El mercadeo partidista para alumbrar un Gobierno del cambio adquiere, paradójicamente, una dimensión insolidaria desconocida hasta el momento. En el diálogo que mantienen el PSOE y Podemos sobresale la llamada "España plurinacional", que no hace más que despertar viejos recelos asimétricos. Lo mismo ocurre con las conversaciones de los socialistas con Compromís, la formación valenciana socia de Podemos, para asegurar el respaldo a Pedro Sánchez en la investidura. A base de ceder en el reparto de la inversión según criterios de población y en la condonación de deuda, perjudica a las autonomías más envejecidas y a las que han sido más rigurosas en el gasto, como es el caso del Principado. Los manirrotos, ya es el colmo, pueden tener premio.

La reclamación por parte del PNV de un concierto económico vasco que incluye una caja de la Seguridad Social exclusiva y rompe la que de momento sirve para mantener protegidos a todos los españoles es la mejor prueba, en fin, del camino por donde discurre el diálogo y de la desigualdad que se cierne como una amenaza, especialmente para Asturias.

Así todo, lo más preocupante no son las reclamaciones insolidarias localistas y nacionalistas, sino desconocer hasta dónde está dispuesto a ceder el PSOE con tal de que Pedro Sánchez resulte investido. O, en último caso, qué parte del precio rebajarán finalmente quienes han visto en él un aspirante en apuros al que no le queda otra salida que ser presidente o irse para casa. No se sabe. España y en particular Asturias aguardan el coste económico y social de la inquietante zozobra actual.

El difícil camino del entendimiento marcado por las urnas el pasado 20-D ha llevado curiosamente al Partido Popular, la fuerza más votada aunque con una mayoría exigua, a esconderse y a esperar agazapado una oportunidad que igual no le llega y que, además, se complica por los casos de corrupción que han aflorado en Valencia y Madrid. La iniciativa ha quedado en manos del candidato socialista que, con el peor resultado en la historia de su partido, aún podría ser presidente de un Gobierno débil y, en el peor de los casos, hipotecado por las ilusiones que entreteje de manera demagógica Podemos. El partido de Pablo Iglesias exige controlar los resortes estratégicos de poder en un hipotético Ejecutivo, aunque su objetivo final es arrebatarle al PSOE la hegemonía de la izquierda. Ciudadanos hace equilibrismo político para no atarse a la izquierda ni a la derecha. Por si fuera poco, ninguna reforma constitucional saldría adelante sin la complicidad del PP, que mantiene una mayoría absoluta en el Senado con capacidad de bloqueo.

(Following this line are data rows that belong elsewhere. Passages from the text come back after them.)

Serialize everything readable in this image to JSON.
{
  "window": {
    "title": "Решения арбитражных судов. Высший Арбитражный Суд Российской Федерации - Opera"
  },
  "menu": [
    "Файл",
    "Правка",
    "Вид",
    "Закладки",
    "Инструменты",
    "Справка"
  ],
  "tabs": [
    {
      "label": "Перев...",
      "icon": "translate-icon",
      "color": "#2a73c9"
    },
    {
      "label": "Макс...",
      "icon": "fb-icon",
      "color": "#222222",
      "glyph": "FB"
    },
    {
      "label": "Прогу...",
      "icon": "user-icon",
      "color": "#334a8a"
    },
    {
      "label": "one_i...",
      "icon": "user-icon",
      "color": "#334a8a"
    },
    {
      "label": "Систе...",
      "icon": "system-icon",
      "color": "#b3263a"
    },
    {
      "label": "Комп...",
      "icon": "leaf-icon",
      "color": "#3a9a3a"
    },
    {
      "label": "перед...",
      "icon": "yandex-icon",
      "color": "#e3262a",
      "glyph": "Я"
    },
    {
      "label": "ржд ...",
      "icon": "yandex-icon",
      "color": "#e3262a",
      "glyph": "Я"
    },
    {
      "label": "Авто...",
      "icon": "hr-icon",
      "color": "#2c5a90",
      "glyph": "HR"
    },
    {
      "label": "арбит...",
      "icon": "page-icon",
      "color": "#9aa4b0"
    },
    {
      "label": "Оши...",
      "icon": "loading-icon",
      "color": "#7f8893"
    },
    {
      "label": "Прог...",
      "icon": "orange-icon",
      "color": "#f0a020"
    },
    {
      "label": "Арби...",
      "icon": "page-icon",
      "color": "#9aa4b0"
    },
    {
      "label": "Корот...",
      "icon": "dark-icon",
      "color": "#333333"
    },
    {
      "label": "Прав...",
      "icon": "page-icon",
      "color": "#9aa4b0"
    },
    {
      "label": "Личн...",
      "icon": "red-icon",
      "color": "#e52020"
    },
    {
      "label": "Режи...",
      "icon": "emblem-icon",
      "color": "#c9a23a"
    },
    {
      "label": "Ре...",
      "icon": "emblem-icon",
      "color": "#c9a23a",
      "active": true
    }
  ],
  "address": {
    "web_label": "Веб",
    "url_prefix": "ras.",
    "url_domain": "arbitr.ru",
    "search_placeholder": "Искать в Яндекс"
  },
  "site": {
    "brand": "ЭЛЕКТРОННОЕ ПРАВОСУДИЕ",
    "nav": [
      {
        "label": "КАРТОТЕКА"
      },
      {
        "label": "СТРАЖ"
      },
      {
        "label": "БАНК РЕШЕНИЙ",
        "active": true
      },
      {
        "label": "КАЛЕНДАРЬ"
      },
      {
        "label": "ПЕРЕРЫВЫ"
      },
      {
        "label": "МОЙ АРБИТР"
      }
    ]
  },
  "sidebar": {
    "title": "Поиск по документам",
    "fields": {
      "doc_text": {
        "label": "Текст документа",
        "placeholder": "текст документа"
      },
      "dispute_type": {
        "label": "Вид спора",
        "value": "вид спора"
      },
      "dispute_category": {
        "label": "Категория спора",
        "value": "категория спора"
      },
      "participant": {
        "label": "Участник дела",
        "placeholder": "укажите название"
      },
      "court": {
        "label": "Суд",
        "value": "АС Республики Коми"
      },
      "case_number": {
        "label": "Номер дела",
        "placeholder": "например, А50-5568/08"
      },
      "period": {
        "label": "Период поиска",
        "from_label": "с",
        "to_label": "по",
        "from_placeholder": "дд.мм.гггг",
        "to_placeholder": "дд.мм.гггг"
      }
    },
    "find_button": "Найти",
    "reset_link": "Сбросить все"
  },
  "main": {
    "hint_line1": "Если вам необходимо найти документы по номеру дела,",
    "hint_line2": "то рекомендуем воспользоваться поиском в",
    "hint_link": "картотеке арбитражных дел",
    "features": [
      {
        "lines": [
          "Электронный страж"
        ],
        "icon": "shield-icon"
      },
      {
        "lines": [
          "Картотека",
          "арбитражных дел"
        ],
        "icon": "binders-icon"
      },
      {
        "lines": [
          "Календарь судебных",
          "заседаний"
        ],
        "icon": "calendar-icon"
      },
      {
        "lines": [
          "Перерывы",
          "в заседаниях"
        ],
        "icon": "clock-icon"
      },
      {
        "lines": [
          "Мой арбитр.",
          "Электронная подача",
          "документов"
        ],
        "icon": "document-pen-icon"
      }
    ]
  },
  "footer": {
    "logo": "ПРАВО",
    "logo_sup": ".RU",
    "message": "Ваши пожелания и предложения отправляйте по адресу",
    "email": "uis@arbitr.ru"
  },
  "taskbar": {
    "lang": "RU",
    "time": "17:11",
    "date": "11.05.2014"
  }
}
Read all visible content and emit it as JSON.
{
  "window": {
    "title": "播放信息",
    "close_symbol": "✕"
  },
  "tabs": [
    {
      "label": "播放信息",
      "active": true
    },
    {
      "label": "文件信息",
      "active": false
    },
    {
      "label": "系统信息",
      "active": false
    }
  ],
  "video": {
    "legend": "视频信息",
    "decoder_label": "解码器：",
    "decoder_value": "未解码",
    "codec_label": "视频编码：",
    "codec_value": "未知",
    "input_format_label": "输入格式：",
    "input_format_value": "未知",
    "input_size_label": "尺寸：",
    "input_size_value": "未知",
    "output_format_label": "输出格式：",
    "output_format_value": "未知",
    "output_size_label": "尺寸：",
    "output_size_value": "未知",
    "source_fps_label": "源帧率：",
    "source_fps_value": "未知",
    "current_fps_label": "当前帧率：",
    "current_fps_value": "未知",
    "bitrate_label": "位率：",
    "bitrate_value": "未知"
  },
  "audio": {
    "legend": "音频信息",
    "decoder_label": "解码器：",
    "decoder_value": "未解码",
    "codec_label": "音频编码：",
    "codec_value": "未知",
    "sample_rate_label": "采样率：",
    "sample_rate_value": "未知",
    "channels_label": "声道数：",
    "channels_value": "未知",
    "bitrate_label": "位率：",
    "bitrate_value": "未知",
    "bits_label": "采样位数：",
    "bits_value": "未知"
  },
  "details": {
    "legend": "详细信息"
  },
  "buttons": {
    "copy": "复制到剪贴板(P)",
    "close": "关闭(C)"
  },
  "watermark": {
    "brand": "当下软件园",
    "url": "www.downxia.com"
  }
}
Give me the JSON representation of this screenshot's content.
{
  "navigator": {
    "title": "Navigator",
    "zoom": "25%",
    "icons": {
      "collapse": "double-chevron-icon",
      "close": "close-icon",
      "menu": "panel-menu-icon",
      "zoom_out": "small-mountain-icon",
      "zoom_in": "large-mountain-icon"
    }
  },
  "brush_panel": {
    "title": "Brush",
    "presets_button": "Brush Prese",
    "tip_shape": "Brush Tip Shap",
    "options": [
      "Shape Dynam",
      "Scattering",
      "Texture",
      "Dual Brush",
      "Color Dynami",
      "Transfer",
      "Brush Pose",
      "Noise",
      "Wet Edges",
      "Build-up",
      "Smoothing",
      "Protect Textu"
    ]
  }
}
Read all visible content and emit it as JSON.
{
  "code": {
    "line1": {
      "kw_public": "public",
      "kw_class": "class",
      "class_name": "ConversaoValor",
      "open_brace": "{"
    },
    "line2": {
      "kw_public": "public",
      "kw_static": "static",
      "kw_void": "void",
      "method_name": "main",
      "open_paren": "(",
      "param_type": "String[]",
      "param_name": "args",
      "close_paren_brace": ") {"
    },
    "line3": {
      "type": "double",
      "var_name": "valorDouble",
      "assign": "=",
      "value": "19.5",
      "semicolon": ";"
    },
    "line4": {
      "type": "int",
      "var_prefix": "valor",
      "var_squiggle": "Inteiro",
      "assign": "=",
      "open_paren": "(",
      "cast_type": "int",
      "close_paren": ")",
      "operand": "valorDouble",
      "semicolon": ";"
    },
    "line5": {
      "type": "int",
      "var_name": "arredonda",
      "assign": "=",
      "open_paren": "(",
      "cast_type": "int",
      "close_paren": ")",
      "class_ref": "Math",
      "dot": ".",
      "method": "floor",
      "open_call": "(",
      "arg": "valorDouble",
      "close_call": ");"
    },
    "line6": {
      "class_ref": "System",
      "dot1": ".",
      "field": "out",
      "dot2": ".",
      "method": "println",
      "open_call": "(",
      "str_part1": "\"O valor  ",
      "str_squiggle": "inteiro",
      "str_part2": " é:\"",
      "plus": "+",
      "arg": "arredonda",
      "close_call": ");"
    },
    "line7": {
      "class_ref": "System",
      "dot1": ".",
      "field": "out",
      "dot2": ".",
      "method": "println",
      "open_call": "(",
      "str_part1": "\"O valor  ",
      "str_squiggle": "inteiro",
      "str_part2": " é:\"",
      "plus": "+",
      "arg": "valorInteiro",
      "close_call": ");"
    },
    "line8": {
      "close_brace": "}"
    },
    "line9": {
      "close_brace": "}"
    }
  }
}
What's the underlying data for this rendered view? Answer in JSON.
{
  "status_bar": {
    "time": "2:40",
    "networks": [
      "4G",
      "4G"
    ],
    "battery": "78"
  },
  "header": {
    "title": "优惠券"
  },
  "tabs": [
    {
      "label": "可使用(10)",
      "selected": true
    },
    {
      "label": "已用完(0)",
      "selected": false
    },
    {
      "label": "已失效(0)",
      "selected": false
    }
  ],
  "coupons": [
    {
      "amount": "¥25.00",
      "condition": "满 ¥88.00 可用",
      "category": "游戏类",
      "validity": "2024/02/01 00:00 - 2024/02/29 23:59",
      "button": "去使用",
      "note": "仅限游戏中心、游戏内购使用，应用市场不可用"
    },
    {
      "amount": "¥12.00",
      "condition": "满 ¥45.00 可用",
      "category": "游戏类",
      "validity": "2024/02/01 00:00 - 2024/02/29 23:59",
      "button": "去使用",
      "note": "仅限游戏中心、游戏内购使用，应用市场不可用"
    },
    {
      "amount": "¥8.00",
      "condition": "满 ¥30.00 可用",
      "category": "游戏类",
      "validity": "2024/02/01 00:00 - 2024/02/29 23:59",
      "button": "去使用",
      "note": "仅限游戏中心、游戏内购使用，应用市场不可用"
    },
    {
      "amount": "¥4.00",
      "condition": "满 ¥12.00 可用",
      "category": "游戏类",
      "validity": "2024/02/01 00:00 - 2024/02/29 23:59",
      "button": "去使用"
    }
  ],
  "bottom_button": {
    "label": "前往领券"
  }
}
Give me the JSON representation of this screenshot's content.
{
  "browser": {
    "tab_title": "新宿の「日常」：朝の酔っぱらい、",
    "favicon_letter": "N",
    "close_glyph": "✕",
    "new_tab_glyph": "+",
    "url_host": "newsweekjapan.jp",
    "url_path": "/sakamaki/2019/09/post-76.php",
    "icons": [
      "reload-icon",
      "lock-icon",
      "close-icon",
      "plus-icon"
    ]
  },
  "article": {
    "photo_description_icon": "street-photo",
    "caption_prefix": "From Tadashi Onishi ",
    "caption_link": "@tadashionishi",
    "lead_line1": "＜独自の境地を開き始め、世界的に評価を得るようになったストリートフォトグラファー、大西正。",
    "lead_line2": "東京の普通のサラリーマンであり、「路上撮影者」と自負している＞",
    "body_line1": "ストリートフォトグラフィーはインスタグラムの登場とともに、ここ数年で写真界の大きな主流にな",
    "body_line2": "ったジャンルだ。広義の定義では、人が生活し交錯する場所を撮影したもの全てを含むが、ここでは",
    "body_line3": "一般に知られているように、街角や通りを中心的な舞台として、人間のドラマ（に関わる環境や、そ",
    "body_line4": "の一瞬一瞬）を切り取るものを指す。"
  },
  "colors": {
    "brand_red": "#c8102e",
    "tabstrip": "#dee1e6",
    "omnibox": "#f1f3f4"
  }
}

Los viejos partidos cargan con sus vicios y en los nuevos hay demasiado aprendiz de brujo. Los españoles tienen derecho a conocer qué están dispuestos a hacer los políticos con la voluntad popular desdibujada en una negociación que, por lo que trasciende, no aborda lo sustancial y sí, en cambio, el alpiste partidista y sectario. En una semana crucial para saber qué va a ser de España, la sensación que flota en el ambiente es la de que las fuerzas que preconizan el cambio progresista son paradójicamente las que planean un proyecto desigual para el país. Dicho de otro modo, un total despropósito.